Image registration is the process of determining the correspondence of features between images collected at different times or using different imaging modalities. A wide range of registration algorithms was proposed in literature for solving this task. In this chapter the focus will be on oncology applications, where registration is the prior step of: i) subtraction imaging (to emphasize hyper (or hypo) enhanced structures), ii) fusion imaging (to integrate anatomical and functional information about lesions) and iii) serial imaging comparison (to monitor the progression/regression of a disease). These applications are of great relevance in tumors diagnosis, staging and treatment planning. The goal of this chapter is to provide an overview of registration algorithms considering these different applications in oncology. We discuss the advantages/disadvantages of each algorithm, the results gained and the possible future developments to comply with new requirements.
The role of imaging in oncology has increased in the last few years, both for identification and staging of the primitive tumors and for re-evaluation of patients during chemotherapy or radiotherapy.
Often, clinical and therapeutic decisions are taken from the comparison of information extracted by images acquired using different modalities (multimodal analysis) or by a single modality at different time instants (multitemporal analysis).
Typical examples are the integration of anatomical information of CT and functional information of PET, the analysis of contrast-enhanced images for identification and characterization of lesions or the comparison of images acquired at different stages of a treatment (chemotherapy or radiotherapy).
For many of these tasks, image registration is a crucial step to recover the geometric relationship between corresponding points in multiple images of the same scene (Figure 1) which allows a direct, immediate point-to-point analysis.
Registration of one image (A) to the coordinate system of another image (B) by a transformation, T: (x,y,z) ↦ (x’, y’, z’)
Literature provides a wide range of articles and reviews treating the problem of image registration in biomedical applications (Maintz, 1998; Fitzpatrick, 2000; Zitova, 2003), some of them dedicated to a particular organ like heart (Makela, 2002) and brain (Toga, 2001; Thompson, 2000) or to a particular imaging modality like nuclear medicine (Hutton, 2002) or digital angiography (Meijering, 1998).
The goal of this chapter is to provide an overview of registration algorithms for applications in oncology and in particular for the diagnosis, staging and monitoring of tumors.

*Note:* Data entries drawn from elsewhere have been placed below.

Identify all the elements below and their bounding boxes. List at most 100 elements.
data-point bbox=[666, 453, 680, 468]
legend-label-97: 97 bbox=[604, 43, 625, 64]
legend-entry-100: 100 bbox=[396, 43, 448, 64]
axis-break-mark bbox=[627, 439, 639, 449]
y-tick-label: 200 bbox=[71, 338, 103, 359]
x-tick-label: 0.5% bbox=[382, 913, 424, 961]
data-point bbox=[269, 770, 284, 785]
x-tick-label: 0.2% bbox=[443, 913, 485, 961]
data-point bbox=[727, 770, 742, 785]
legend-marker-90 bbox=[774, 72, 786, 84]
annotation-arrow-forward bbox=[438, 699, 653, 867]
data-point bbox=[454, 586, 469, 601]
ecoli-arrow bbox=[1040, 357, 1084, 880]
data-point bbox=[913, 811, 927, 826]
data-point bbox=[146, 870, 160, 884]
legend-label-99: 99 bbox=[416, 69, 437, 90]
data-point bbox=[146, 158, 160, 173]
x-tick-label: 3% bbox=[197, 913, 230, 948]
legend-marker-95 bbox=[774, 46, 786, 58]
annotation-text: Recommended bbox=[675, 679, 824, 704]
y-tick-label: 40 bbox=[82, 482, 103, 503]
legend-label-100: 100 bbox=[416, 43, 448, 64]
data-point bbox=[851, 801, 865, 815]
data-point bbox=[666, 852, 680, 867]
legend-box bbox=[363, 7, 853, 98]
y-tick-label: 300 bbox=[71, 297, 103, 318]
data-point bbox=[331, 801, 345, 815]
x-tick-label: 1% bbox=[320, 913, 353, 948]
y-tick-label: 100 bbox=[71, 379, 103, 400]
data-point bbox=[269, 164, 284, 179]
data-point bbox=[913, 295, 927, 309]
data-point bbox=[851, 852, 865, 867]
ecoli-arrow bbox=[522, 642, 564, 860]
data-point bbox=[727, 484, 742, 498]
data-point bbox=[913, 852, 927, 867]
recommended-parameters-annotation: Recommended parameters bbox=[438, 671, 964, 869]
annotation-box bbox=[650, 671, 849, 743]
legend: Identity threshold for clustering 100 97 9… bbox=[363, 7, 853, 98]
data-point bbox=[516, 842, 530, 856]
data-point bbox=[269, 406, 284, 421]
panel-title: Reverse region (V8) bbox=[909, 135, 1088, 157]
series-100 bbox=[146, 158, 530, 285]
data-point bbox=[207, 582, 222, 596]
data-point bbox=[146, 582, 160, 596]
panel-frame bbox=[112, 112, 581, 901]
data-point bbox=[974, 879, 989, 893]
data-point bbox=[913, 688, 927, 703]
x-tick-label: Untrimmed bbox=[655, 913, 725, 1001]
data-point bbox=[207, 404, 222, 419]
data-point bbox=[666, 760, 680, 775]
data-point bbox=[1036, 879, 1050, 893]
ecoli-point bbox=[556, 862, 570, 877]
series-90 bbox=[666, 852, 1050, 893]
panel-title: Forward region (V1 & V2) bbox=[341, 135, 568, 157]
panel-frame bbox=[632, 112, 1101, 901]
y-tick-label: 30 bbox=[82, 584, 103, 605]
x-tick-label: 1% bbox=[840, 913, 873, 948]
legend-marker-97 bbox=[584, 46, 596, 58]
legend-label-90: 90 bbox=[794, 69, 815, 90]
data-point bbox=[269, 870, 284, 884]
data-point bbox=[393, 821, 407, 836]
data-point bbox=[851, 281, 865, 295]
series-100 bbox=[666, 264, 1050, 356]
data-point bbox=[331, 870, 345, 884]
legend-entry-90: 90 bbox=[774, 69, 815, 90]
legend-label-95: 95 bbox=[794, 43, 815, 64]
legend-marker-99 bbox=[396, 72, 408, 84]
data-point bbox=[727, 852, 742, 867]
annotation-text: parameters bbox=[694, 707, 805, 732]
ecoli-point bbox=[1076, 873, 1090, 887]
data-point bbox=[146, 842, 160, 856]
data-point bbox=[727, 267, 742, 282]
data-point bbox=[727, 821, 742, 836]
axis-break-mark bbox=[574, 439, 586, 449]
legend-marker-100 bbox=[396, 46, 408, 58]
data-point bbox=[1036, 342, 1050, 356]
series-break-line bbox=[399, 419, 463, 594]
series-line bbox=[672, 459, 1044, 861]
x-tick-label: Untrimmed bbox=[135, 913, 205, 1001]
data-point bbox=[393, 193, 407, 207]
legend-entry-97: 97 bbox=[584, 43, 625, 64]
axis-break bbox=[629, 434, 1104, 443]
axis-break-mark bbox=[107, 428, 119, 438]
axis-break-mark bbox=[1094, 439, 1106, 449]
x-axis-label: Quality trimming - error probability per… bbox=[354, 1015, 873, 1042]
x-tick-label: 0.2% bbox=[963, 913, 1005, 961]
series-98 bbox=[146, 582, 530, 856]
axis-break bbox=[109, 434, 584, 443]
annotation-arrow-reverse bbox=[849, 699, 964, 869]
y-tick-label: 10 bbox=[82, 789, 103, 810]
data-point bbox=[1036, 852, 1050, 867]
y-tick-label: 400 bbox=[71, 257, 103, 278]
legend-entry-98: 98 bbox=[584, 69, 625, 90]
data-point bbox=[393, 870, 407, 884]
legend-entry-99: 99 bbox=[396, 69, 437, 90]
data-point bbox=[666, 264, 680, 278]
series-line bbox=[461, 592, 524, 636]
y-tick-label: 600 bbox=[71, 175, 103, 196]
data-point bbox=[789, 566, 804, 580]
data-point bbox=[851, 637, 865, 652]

The chapter is organized as follows: after a brief recall of general concepts about image registration techniques, we will introduce three applications of registration procedure in oncology (image subtraction, image fusion and serial imaging comparison) and we will describe the registration algorithms that better suit with each particular task. In addition, we will discuss open issues and future trends of this topic.Top
Registration can be achieved by different methods that take into account different aspects. Maintz (1998) has suggested a nine dimensionality scheme to classify registration methods that Fitzpatrick (2000) has condensed in eight. For our purposes, the most useful classifications are with respect to (1) registration basis (i.e. the aspect/feature used to achieve the registration) and (2) geometrical transformation.